Snowden at SXSW: We Need Oversight

Photo credit: GSPhotography/Shutterstock.com
Photo credit: GSPhotography/Shutterstock.com

Snowden of course has been leaking documents that he stole from confidential databases when he was a low-level IT contractor for the US government. The leaks have centered around allegations that the NSA and other intelligence bodies have been eavesdropping on private citizens’ telephone and internet communications in a wholesale fashion, all in the name of national security. The leaks have gone beyond that though, and have included evidence of international eavesdropping on allied countries’ governments, along with the revelation of sensitive information like the budgets for CIA undercover projects, cybersecurity task forces and so on.

Explaining his actions (a video of the session is available here), he said, "I saw that the Constitution was violated on a massive scale," drawing widespread applause.

“They’re setting fire to the future of the Internet,” he added. “We need public advocates. We need public oversight. Some way [to have] trusted figures, sort of civil rights champions to advocate for us, to protect the structure. How do we fix our oversight? How do we structure an oversight model that works? The key factor is accountability.”

Congress and the Obama Administration itself have leapt into the resulting fray from the revelations, changing policy points to rein in the unchecked gathering of information on American citizens. Snowden said that the moves validated his actions, but emphasized that this wasn’t enough.

"The government has gone and changed their talking points; they have changed their verbiage away from public interest to national interest," he said, adding that what the government should actually be doing is pouring efforts into protecting military technology secrets and other intellectual property.

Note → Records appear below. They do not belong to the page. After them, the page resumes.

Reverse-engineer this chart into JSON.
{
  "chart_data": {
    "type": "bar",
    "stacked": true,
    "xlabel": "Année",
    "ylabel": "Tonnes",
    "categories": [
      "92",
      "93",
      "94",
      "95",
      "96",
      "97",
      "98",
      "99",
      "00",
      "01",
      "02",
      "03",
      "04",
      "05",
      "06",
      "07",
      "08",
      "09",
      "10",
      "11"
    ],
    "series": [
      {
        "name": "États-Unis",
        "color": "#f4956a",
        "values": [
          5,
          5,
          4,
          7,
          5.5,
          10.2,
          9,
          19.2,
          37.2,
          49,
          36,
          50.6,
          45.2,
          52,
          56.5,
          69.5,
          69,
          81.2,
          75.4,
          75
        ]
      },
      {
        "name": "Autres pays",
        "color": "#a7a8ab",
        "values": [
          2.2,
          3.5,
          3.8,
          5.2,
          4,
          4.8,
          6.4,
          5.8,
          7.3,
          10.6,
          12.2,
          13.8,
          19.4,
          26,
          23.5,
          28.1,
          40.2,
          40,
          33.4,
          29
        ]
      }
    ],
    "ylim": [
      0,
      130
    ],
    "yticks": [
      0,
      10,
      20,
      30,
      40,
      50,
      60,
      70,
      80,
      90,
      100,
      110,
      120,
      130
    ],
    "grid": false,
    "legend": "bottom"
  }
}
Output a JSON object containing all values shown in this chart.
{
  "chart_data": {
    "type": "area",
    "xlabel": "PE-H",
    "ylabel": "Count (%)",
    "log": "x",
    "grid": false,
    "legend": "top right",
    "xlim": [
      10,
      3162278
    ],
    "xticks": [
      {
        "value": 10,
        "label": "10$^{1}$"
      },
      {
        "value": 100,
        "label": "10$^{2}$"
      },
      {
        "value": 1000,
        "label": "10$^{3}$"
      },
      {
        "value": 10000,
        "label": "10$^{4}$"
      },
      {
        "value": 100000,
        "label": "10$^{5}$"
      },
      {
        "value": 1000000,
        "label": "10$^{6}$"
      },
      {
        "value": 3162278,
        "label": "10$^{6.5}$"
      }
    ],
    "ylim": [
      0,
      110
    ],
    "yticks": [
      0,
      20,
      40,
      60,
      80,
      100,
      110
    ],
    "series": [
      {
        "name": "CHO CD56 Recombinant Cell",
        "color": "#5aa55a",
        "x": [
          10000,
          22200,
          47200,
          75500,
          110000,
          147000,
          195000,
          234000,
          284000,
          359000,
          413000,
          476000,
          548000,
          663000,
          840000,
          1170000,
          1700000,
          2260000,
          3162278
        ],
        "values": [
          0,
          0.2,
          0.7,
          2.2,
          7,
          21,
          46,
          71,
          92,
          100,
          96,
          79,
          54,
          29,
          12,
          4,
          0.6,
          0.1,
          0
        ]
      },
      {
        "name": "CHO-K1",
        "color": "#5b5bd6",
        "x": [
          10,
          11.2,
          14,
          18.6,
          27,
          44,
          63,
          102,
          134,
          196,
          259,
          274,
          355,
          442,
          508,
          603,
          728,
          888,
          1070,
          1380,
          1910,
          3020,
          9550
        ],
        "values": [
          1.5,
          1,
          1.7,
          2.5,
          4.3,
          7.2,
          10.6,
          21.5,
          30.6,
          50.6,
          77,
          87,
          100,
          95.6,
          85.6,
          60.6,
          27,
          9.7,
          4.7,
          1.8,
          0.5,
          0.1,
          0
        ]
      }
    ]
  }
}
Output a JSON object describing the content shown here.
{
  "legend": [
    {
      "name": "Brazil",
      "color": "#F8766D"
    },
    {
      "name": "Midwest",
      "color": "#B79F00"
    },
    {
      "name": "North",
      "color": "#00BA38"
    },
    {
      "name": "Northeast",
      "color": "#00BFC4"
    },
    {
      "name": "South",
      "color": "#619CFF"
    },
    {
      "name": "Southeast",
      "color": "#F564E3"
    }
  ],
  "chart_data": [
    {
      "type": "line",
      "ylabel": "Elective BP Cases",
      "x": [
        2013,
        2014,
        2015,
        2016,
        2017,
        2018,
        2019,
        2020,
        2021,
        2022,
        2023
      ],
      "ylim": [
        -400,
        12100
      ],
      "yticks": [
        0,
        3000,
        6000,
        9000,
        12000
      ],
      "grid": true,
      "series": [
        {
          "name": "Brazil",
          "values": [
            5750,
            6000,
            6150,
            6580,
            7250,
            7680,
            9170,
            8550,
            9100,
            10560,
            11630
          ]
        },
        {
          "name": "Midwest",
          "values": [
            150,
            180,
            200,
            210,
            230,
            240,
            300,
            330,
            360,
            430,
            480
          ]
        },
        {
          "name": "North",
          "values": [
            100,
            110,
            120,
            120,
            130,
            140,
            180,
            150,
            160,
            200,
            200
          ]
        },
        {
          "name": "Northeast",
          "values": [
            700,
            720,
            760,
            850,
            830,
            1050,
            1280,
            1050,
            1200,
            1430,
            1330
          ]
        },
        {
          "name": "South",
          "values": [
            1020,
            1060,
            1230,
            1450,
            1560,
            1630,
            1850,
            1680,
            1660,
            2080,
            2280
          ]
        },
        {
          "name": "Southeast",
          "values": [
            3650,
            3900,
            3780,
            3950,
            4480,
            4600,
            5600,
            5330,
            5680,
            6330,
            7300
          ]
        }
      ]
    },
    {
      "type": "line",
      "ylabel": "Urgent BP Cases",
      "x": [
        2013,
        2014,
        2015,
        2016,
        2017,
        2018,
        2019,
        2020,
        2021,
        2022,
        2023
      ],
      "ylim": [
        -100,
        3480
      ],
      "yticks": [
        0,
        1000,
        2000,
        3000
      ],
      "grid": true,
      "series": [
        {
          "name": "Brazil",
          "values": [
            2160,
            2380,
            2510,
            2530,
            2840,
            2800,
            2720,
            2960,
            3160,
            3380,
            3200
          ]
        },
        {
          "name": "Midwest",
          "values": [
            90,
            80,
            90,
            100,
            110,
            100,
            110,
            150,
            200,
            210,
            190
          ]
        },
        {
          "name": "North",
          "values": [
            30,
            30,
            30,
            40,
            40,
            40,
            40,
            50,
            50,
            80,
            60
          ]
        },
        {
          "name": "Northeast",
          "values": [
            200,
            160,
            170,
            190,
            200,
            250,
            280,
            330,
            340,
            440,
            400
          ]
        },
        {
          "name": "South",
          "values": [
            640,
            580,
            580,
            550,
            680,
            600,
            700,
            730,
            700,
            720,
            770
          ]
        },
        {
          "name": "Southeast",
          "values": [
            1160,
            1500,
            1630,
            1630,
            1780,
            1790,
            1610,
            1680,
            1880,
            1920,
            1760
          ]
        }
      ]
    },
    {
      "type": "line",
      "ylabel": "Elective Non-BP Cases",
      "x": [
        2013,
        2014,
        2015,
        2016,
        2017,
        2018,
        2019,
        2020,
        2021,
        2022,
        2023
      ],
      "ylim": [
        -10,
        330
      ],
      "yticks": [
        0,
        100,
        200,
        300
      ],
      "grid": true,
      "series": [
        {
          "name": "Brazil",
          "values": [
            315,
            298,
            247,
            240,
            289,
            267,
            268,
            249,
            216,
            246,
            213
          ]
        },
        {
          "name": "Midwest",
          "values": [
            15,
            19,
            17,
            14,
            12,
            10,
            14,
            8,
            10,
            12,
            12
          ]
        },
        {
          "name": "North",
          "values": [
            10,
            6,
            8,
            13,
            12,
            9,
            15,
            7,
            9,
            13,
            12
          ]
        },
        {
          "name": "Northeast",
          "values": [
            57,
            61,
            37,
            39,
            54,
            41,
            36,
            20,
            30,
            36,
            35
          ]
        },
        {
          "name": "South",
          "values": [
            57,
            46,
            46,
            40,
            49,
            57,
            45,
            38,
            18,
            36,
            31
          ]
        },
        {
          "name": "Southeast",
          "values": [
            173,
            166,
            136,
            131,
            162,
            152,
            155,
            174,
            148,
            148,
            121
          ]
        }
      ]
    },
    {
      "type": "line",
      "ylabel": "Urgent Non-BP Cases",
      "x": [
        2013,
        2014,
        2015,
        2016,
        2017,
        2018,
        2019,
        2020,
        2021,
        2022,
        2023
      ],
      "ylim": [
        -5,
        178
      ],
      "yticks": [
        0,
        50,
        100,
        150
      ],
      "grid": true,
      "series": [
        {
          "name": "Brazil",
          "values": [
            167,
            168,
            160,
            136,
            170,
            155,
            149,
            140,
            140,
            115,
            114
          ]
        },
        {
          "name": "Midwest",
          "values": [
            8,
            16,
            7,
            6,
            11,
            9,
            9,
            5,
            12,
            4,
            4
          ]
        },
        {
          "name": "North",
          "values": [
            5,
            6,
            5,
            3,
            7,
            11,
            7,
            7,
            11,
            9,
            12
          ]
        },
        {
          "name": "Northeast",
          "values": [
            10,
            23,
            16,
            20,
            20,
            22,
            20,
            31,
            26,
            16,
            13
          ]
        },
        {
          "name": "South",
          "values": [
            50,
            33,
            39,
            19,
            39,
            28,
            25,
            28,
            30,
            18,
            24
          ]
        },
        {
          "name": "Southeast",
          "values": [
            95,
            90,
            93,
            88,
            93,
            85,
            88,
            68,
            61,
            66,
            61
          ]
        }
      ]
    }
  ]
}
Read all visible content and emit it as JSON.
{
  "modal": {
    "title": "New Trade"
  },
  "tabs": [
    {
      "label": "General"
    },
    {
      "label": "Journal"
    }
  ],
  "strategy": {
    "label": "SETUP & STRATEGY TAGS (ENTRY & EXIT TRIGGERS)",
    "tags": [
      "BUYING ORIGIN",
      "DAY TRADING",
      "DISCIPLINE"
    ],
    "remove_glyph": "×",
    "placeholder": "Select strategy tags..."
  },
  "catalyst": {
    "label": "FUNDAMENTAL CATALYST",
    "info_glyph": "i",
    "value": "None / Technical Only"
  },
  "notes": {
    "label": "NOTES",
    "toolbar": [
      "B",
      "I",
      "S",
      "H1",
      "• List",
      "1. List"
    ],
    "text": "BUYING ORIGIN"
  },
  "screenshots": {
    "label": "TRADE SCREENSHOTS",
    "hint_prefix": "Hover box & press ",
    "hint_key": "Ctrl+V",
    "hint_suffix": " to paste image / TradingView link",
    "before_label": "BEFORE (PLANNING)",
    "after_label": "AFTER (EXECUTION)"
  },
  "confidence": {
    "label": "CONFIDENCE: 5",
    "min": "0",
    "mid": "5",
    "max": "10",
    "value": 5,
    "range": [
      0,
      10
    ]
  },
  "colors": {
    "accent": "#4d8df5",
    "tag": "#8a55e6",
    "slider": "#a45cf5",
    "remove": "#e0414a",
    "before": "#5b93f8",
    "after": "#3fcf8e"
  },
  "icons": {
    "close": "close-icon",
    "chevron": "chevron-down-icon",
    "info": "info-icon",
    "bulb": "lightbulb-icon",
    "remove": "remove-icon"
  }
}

"We've got the most to lose from being hacked," Snowden said.

Despite its high-profile, virtual guest, the session was mainly oriented around a discussion of best practices for online privacy and better approaches to encryption. Those include encryption in use, which enables cloud applications to function while the data remains persistently encrypted. In this approach, the end-user organization holds the keys, not the cloud provider. Employees of the organization can access their data, while the data remains inaccessible and useless to everyone else – even to administrators at the cloud service provider with full access to the customer.

"Encryption represents the best defense against unwanted surveillance and all other outside threats from obtaining private data,” said Elad Yoran, CEO of Vaultive, in an email to Infosecurity. “For today's organizations utilizing the cloud, encryption in use provides the only way to protect data prior to sending it to the cloud so it never needs to be decrypted while outside of their environments.”

Others pointed out that companies themselves have a duty to protect customer privacy. “The way that all of us can be fire fighters today, is to choose to do business with companies that have respect for user privacy,” said Mark Weinstein, online privacy expert and CEO of Sgrouples, in an email statement. “If we want to be true digital revolutionaries, we should choose to do business with companies that don't aggregate a packet of data to hand over to the government—regardless of whether the government knocks and ask for the data or comes uninvited through the proverbial back door.”

He added, “The conversation with Snowden, ACLU’s Chris Soghoian, and Ben Wizner (also counsel to Snowden), is relevant for everyone. They focused on the need for new end-to-end encryption solutions to make mass surveillance impossible. Circumventing mass surveillance allows law enforcement to focus their finite resources directly on the actual bad guys, instead of spreading resources thin by collecting and analyzing huge amounts of data on innocent citizens.”

Snowden faced a friendly crowd in Austin, but others were less impressed. US Representative Mike Pompeo (R-Kan.) reprimanded SXSW organizers for hosting the fugitive, who will be arrested upon minutes of stepping foot on US soil again.

"Rewarding Mr. Snowden's behavior in this way encourages the very lawlessness he exhibited," Pompeo wrote.

Snowden continues to take safe harbor in Russia, although the White House wants him extradited. It’s a request that Moscow is unlikely to comply with anytime soon.